The logs revealed the problem: stuck session: state=processing age=121s. The model was timing out. The config was still pointing at kimi-k2.6:cloud – a cloud-hosted model that never actually downloaded. The bot was trying to query a model that didn't exist.
After updating to llama3.2 (and later llama3.2:1b for speed), and keeping Ollama warm in a separate terminal tab, the bot finally responded:
{"version": "1.0", "status": "success", "data": {"memory": "This is your long-term memory."}}
When asked, "How can you help me?", it responded with:
{"OpenClaw did not find any relevant results for 'Pi vs Claude Code'. Try adjusting the query or checking other resources."}}
Not exactly "How can I help you today?" – but it was something. We were in business.
What I Learned
The hardware isn't the bottleneck. An M3 MacBook Air with 24GB RAM is more than capable of running local LLMs. The issues were entirely software and configuration.
Small models have real limits. llama3.2:1b is fast but struggles to follow complex tool-calling instructions. If you want OpenClaw to actually be useful, you need at least a 7B model.

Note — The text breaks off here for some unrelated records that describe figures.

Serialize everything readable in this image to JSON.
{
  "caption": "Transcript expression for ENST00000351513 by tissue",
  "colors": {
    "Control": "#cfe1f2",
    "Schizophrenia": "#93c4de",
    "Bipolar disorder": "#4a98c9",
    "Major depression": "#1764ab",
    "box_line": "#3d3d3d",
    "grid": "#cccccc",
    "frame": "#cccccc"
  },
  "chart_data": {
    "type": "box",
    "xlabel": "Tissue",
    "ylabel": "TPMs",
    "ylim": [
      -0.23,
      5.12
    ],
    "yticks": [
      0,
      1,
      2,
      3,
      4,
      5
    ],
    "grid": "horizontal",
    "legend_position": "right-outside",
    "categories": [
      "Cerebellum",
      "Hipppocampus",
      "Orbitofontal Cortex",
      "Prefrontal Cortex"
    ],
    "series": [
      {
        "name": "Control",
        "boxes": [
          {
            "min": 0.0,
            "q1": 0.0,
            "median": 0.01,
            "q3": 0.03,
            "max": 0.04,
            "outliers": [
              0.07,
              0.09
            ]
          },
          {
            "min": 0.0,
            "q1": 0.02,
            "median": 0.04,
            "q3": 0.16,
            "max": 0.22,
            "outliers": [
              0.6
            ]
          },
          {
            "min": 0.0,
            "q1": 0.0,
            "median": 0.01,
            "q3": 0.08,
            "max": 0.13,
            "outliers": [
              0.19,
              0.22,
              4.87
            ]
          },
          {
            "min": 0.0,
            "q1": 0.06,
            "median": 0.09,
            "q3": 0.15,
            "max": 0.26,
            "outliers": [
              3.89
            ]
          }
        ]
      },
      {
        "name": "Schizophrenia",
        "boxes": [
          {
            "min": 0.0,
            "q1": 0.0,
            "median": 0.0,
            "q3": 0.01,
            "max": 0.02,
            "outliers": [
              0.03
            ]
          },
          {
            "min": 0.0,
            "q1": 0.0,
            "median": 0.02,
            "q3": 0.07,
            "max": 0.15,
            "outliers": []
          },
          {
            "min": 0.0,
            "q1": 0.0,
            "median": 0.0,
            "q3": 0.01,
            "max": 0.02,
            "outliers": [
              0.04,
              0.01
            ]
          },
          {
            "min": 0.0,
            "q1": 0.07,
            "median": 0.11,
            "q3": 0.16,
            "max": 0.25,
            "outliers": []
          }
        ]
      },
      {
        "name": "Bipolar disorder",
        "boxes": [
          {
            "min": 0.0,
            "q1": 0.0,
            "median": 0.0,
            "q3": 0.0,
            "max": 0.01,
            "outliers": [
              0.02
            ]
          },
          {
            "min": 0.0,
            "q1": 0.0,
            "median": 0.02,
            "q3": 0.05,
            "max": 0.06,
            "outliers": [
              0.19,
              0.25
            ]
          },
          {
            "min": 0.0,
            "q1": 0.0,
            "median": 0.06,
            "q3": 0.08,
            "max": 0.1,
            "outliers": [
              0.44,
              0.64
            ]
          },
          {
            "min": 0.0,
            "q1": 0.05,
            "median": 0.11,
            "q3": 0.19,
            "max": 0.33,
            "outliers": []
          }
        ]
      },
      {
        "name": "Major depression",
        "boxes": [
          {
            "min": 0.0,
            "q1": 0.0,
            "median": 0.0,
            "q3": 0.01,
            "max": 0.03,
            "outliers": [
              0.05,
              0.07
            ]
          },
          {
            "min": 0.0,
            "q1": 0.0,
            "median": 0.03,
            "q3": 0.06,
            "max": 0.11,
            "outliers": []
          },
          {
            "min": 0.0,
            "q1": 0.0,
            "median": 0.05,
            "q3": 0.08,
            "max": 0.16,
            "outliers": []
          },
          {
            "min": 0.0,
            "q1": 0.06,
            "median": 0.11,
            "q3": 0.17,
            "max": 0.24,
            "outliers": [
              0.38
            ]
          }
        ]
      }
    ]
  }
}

Keep Ollama warm. The model needs to be loaded into memory before the first message arrives, or it'll time out. Running ollama run <model> in a separate terminal before messaging the bot makes a real difference.
The OpenClaw community exists for a reason. This is genuinely complex software with a lot of moving parts. The docs are good but the gap between "docs working" and "your specific setup working" can be wide. Their Discord community is probably worth joining before you start, not after you're stuck.
The Current State
Two hours later, I have:
- A Discord bot that responds to messages (slowly, with a small model)
- iMessage connected with Full Disk Access granted (I have removed the iMessage channel from the config file as the channel was cluttering the log file with errors)
- A gateway that stays running as long as I don't close the terminal
- A sore back
Next steps: download a proper 7B model (llama3.3... 42gb) when I have emotional bandwidth to spare, set up the gateway as a background service so it survives reboots, and actually try some of the 100+ skills OpenClaw advertises.
~edit~
I did download a 7b model (llama3.3) and my laptop had a conniption fit. So, no locally run fun for me and I'm not willing to pay $$ for tokens so I guess we have to wait until local models get smarter. Oh well. That was fun.